I have a new academic chapter out! “Moonlight and Silver Bullets: Twentieth Century Racial Purity in Werewolf Films” has been published in All Around Monstrous: Monster Media in Their Historical Contexts, edited by Verena Bernardi and Frank Jacob. It’s out from Vernon Press now.
I love werewolf films. It’s a good thing I do, because there are a lot of them. Over 300 at last count – the first one dating from as early as 1913. But here’s the thing: go out into the street and accost ten random strangers. Ask them first how they would recognise a werewolf. Then ask them what kills a werewolf. Odds are, you’ll get the same answers from all ten people. Werewolves turn at the full moon, and they can be killed with a silver bullet.
Yet if you go back and look at werewolf mythology – and it’s been around for thousands of years – you’ll find that silver and moonlight make up tiny fractions of that mythology. Seriously, they may as well be footnotes they’re that minor in the scheme of things. So why have these minor elements of the myth come to be so widely held? Well, go back to the werewolf films and see when things begin to change. Up until the period around WW2, there’s a lot more variation in imagery. Enter The Wolf Man in 1941, and suddenly things begin to coalesce. Not all at once, but that’s the turning point. It could be that this was just a great film that made a lasting impact.
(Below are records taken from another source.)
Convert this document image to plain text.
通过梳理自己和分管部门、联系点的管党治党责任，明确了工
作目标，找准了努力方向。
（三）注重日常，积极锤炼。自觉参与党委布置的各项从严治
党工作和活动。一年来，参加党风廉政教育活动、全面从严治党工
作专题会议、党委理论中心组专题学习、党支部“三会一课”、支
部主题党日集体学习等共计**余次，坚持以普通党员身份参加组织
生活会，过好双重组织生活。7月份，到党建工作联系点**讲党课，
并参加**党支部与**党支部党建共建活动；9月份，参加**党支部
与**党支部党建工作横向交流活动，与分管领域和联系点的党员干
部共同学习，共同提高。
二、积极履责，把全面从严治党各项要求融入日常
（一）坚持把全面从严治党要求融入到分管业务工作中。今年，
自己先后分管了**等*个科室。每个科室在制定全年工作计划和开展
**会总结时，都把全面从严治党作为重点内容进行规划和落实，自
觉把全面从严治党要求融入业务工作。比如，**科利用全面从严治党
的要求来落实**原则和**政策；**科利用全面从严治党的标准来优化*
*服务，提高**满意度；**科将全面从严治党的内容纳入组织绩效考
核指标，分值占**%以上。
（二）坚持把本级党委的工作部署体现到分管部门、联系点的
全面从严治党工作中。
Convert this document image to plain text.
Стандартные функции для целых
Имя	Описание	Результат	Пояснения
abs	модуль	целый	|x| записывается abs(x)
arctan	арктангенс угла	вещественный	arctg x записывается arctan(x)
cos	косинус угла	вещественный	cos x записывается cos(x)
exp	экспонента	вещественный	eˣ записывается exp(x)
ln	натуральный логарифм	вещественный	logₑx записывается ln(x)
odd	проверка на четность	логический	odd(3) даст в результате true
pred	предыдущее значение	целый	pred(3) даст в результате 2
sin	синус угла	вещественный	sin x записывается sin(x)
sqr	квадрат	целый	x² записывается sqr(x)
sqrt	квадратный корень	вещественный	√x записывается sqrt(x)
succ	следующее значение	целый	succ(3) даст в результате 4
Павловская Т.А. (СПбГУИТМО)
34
But WW2, sadly, was also a time when eugenics began to rear its ugly head, specifically with regard to the nasty spectre of racial purity. And quite apart from werewolves, both moonlight and silver have long associations with purity. How do you recognise a werewolf? His mixed and beastly nature shows under pure light. How do you kill a werewolf? Hit him with a purity bullet, and it might kill him, but his dead body will turn back to its uncontaminated human form.
It’s very very nasty, and it may well be unconscious on the part of film makers and consumers, but the correlation – especially in the context of the times – is there.